Focusing on the UK, my doctoral research explores questions of whether UK politicians behave in accordance with traditional gender stereotypes, how the pressure to do so shifts by context and over time, and whether voters in the UK uphold these stereotypes when they perceive and evaluate politicians' behaviour. A commonly held perception is that stereotypical assumptions inform both the way that politicians behave in office, and also form the basis of voters' judgements about this behaviour. By contrast, the papers in this thesis use creative and theoretically informed advanced quantitative designs to provide novel insights that not only are the descriptive validity of prominent gender stereotypes for how elites behave considerably lower than they were in the past, but also that voters may not punish women in the way common theories of gender stereotyping may have predicted. Documenting when behaviour and attitudes run counter to widely held assumptions is important because it may help to both undermine and potentially update outdated stereotypical prescriptions and thereby diminish the degree to which voters are biased in their judgements.

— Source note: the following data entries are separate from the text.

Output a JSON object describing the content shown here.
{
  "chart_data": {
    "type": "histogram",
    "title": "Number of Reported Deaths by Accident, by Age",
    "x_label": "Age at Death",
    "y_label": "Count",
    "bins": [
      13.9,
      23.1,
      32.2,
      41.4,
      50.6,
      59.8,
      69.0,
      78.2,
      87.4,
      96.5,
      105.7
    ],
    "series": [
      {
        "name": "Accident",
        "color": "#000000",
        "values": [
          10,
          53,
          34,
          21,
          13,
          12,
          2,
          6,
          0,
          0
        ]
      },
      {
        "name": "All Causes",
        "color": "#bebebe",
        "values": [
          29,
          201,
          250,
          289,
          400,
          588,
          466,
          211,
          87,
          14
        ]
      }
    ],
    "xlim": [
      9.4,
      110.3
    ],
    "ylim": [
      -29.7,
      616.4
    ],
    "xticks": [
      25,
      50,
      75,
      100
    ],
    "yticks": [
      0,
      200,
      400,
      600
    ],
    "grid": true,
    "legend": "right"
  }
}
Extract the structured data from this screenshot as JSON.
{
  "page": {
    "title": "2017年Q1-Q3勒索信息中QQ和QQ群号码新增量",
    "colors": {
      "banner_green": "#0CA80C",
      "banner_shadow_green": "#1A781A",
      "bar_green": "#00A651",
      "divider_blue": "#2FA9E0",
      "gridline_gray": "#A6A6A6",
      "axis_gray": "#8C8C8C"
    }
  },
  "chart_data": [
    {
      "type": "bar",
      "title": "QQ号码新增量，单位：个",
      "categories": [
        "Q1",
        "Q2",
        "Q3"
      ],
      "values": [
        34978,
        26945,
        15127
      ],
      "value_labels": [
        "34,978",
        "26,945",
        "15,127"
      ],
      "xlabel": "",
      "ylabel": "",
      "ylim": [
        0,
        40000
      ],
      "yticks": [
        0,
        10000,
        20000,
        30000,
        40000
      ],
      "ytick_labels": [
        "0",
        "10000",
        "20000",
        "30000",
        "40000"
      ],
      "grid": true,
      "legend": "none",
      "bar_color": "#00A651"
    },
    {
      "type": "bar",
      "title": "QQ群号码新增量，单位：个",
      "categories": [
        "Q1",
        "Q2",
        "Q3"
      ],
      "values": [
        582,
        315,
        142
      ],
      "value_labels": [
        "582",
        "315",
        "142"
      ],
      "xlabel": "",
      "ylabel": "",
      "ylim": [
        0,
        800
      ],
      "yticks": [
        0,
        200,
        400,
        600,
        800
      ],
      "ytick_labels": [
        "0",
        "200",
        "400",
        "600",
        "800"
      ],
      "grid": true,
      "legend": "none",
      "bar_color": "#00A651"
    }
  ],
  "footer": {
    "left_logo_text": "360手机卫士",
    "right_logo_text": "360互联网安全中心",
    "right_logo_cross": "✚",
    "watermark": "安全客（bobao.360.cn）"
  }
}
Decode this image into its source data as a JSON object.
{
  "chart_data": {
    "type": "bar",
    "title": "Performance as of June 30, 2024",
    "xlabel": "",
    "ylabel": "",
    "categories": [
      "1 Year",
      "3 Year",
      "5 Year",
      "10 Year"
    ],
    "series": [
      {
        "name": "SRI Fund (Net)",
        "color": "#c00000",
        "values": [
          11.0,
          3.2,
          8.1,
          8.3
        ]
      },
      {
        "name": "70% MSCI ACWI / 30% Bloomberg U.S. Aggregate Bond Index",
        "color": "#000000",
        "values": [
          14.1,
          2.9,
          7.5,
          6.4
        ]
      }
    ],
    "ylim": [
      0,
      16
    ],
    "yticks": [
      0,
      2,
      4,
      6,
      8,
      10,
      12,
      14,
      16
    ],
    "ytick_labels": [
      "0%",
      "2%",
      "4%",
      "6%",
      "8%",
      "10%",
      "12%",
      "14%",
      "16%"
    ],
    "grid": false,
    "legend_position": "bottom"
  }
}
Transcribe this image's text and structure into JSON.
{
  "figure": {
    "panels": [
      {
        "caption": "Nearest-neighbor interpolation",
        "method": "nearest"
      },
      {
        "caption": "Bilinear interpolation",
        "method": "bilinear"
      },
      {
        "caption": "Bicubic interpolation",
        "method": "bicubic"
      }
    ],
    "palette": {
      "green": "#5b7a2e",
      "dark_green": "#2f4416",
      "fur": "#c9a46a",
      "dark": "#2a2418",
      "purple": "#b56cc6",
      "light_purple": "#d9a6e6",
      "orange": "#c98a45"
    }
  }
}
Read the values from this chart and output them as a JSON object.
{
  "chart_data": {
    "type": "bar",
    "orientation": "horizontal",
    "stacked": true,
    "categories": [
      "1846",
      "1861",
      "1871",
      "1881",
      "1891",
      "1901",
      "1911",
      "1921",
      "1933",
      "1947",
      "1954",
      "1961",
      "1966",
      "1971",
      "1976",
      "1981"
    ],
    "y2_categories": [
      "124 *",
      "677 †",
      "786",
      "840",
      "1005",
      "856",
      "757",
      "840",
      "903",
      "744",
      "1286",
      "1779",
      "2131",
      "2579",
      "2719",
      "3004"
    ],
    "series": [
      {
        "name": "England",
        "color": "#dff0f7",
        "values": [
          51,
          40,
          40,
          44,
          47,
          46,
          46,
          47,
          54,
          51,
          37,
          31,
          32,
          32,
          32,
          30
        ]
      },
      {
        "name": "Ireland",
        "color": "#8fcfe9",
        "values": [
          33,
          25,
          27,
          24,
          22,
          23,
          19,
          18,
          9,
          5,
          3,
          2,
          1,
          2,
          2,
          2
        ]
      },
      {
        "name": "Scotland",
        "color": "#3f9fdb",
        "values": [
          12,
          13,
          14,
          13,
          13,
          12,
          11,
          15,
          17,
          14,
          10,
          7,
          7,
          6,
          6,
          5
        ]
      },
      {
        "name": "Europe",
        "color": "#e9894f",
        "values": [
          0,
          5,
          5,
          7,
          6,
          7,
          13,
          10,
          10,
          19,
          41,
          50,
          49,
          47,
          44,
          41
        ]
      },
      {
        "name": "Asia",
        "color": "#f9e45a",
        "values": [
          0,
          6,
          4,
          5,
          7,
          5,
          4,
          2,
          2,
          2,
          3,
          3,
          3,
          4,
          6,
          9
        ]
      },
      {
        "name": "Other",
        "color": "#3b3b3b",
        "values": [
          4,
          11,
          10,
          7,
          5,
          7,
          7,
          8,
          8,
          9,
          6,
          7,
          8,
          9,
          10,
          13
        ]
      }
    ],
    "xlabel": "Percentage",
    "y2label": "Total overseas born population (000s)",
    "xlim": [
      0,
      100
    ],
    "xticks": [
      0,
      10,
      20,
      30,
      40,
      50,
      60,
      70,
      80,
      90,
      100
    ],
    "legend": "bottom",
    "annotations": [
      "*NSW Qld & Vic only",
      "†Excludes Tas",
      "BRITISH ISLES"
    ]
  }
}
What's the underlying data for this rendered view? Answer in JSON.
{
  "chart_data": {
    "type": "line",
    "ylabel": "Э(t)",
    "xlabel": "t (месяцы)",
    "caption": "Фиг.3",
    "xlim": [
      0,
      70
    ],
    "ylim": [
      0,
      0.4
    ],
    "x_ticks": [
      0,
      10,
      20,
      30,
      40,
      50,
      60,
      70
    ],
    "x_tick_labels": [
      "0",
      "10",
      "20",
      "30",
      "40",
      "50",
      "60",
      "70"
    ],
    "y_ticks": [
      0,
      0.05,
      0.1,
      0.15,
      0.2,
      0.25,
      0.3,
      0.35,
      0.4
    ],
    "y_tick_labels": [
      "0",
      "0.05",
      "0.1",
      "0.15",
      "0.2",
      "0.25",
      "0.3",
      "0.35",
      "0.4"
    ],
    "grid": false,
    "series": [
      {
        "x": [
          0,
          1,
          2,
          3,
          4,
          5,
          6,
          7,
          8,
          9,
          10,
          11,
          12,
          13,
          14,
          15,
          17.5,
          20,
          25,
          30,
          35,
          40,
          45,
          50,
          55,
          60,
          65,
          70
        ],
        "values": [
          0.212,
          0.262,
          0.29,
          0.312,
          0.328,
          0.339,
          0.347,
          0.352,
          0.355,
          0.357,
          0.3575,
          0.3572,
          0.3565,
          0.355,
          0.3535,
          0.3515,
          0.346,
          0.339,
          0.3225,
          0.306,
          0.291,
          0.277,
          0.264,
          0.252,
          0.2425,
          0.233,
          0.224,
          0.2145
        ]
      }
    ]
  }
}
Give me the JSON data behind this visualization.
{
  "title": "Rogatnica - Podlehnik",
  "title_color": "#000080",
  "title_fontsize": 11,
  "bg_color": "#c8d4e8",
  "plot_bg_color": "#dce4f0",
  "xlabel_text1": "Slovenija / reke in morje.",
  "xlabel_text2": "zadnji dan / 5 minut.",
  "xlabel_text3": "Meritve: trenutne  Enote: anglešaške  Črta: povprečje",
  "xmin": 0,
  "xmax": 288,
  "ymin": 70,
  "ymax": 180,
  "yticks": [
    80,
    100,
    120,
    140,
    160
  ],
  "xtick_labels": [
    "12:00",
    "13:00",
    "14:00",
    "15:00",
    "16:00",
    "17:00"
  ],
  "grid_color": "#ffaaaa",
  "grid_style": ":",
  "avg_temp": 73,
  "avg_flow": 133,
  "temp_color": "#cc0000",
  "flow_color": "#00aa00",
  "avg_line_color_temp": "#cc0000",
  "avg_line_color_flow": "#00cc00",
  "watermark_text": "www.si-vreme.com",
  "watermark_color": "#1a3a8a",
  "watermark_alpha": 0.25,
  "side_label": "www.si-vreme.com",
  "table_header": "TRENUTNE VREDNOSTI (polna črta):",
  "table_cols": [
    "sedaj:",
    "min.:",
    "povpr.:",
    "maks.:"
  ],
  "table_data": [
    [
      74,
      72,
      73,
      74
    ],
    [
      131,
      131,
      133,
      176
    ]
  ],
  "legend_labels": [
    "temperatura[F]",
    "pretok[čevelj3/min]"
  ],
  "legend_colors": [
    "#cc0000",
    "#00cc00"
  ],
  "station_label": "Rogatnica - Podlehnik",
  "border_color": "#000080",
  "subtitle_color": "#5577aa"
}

In the first paper, "No Longer Conforming to Stereotypes? Gender, Political Style, and Parliamentary Debate in the UK" (joint with Jack Blumenau, forthcoming, British Journal of Political Science), I evaluate whether stereotypes serve as accurate behavioural descriptions of the ways in which MPs argue about politics in the UK House of Commons. Research on political style suggests that where women make arguments that are more emotional, empathetic and positive, men use language that is more analytical, aggressive and complex. However, existing work does not consider how gendered patterns of style vary over time. I argue that pressures for women politicians to conform to stereotypically "feminine" styles have diminished in recent years. To test this argument, I describe novel quantitative text analysis approaches for measuring a diverse set of styles at scale in political speech data. Analysing debates between 1997 and 2019, I show that women MPs' debating styles have changed substantially over time, as they have increasingly adopted stylistic traits that are typically associated with "masculine" stereotypes of communication. These findings imply that prominent gender-based stereotypes of politicians' behaviour are significantly worse descriptors of empirical reality now than they were in the past.
In my second PhD paper, "Earning Their Stripes? Gender, Political Experience, and Policy Prioritisation in Parliamentary Debate", I assess how political experience affects the issues men and women raise in parliamentary debate. Past work has emphasised that women are expected to focus more on "feminine" policy areas than men. While existing approaches have presented findings broadly consistent with this perspective, they have neglected to assess how this may change with increased political experience. I argue that while junior women parliamentarians who lack experience in the eyes of the public and their colleagues may feel pressured to talk only about a narrow set of issues stereotypically associated with women, this pressure diminishes as seniority increases. To test this argument, I study parliamentary debates between 1997 and 2019 and use quantitative text analysis approaches to measure the issues politicians raise. I find that, among junior politicians, women talk significantly more about "feminine" policy areas, however, this gender gap decreases markedly as parliamentary seniority increases. Further, this pattern is concentrated only among "feminine" policy areas, and not among the wider sets of issues politicians raise. These findings have important implications for understanding the pressures parliamentarians may face to "stay in their lane" with respect to the issues they champion across the course of their careers.
In my final paper, "A Double Standard? Gender Bias in Voters' Perceptions of Political Arguments" (accepted, British Journal of Political Science), I assess how the styles that politicians use influence how voters evaluate them, and whether this matters more for women than it does for men. Politicians regularly use anecdotal arguments, emotional appeals, and aggressive attacks when communicating with voters. However, that women politicians have been branded as "nasty", "inhuman", and "unfeminine" suggests these strategies may come at a price for some. I report on a novel survey experiment assessing whether voters are biased in their perceptions and evaluations of politicians' communication styles. By manipulating politician gender and argument style I assess, first, whether politicians incur backlash when violating gender-based stereotypes, and second, whether differential perceptions of the styles themselves explain this backlash. I find that style usage has important consequences for how voters evaluate politicians, but that this is not gendered. These results have important implications as they suggest that women politicians may not need to conform to stereotype-expected behaviours to receive positive voter evaluations.
Taken together, the papers in this thesis provide important theoretical arguments and empirical evidence concerning the temporal validity of gender stereotypes in informing elite and voter behaviour in the UK.